Iowa City police Sgt. Zach Diersen also acknowledged the issue.

“The fewer officers we have waiting on the jail, the more officers we have to take calls and do more active stuff,” Diersen said. “Sometimes when we’re held up at the jail, that decreases our effectiveness.”

The format of the jail also poses a safety issue for jail staff, because many inmates are crowded into the lobby waiting to be checked in. Pulkrabek said the construction would allow officials to book three inmates — instead of one — at a time.

While Johnson County facilities manager David Kempf said the county has set aside the money for the project by budgeting for it over the last two years, Pulkrabek said he believes the construction will allow the county to recoup the money.

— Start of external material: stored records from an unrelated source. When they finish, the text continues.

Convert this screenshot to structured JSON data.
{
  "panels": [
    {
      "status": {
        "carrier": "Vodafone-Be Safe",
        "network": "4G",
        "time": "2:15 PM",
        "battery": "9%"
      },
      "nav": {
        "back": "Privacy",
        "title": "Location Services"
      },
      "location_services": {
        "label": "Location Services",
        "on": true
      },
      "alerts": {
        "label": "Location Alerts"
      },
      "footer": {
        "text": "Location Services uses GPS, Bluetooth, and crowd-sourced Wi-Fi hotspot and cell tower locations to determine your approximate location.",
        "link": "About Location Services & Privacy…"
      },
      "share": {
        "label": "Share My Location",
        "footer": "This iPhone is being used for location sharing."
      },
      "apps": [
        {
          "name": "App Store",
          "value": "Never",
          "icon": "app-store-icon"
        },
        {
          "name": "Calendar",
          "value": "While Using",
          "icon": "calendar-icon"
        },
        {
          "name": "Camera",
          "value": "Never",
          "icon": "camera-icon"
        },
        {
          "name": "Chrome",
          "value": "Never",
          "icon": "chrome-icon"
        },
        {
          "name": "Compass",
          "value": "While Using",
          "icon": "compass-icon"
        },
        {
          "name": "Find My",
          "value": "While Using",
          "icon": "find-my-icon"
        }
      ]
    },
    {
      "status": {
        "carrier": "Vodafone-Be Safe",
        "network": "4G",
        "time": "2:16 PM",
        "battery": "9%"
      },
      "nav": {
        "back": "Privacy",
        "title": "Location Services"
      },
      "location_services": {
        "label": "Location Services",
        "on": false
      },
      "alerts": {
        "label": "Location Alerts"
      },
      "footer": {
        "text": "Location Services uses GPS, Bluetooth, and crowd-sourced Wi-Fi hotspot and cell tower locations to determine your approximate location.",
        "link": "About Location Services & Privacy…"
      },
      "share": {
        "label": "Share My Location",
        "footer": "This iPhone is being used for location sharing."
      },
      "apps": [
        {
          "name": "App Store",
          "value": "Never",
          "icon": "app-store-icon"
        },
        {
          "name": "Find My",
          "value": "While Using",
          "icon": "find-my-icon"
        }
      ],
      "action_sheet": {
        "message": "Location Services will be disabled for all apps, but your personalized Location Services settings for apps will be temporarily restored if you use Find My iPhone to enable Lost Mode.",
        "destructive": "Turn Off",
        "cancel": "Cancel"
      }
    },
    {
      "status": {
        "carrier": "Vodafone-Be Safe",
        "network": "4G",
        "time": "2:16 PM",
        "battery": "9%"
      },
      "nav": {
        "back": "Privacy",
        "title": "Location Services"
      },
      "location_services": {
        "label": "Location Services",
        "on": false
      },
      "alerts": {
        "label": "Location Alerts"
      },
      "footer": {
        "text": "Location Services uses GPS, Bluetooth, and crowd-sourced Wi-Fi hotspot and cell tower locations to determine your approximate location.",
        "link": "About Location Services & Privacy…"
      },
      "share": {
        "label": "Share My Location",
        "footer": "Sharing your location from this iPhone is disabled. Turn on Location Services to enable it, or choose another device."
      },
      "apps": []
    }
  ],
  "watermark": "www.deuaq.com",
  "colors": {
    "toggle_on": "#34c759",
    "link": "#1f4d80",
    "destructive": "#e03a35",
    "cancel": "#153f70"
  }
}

With the current facility, holding cells fill up quickly, which hinders officials from sorting inmates appropriately, and overcrowding often forces the department to move them out of the county to make space — a practice the department budgeted $1.3 million for this fiscal year.

Pulkrabek said the cost of transportation, extra staff to drive the vehicles and maintenance on the cars adds $100,000 to that cost, and the new accommodations would prevent the need to move so many inmates.

Kempf said construction is expected to end in mid-August, just before football season.

But even if the project for the justice center doesn’t pass next year, Pulkrabek said the proposed construction will help to alleviate the crowding, efficiency, and safety issues.

“If it fails, we’ll still have this [facility], and it will be a good investment,” Pulkrabek said.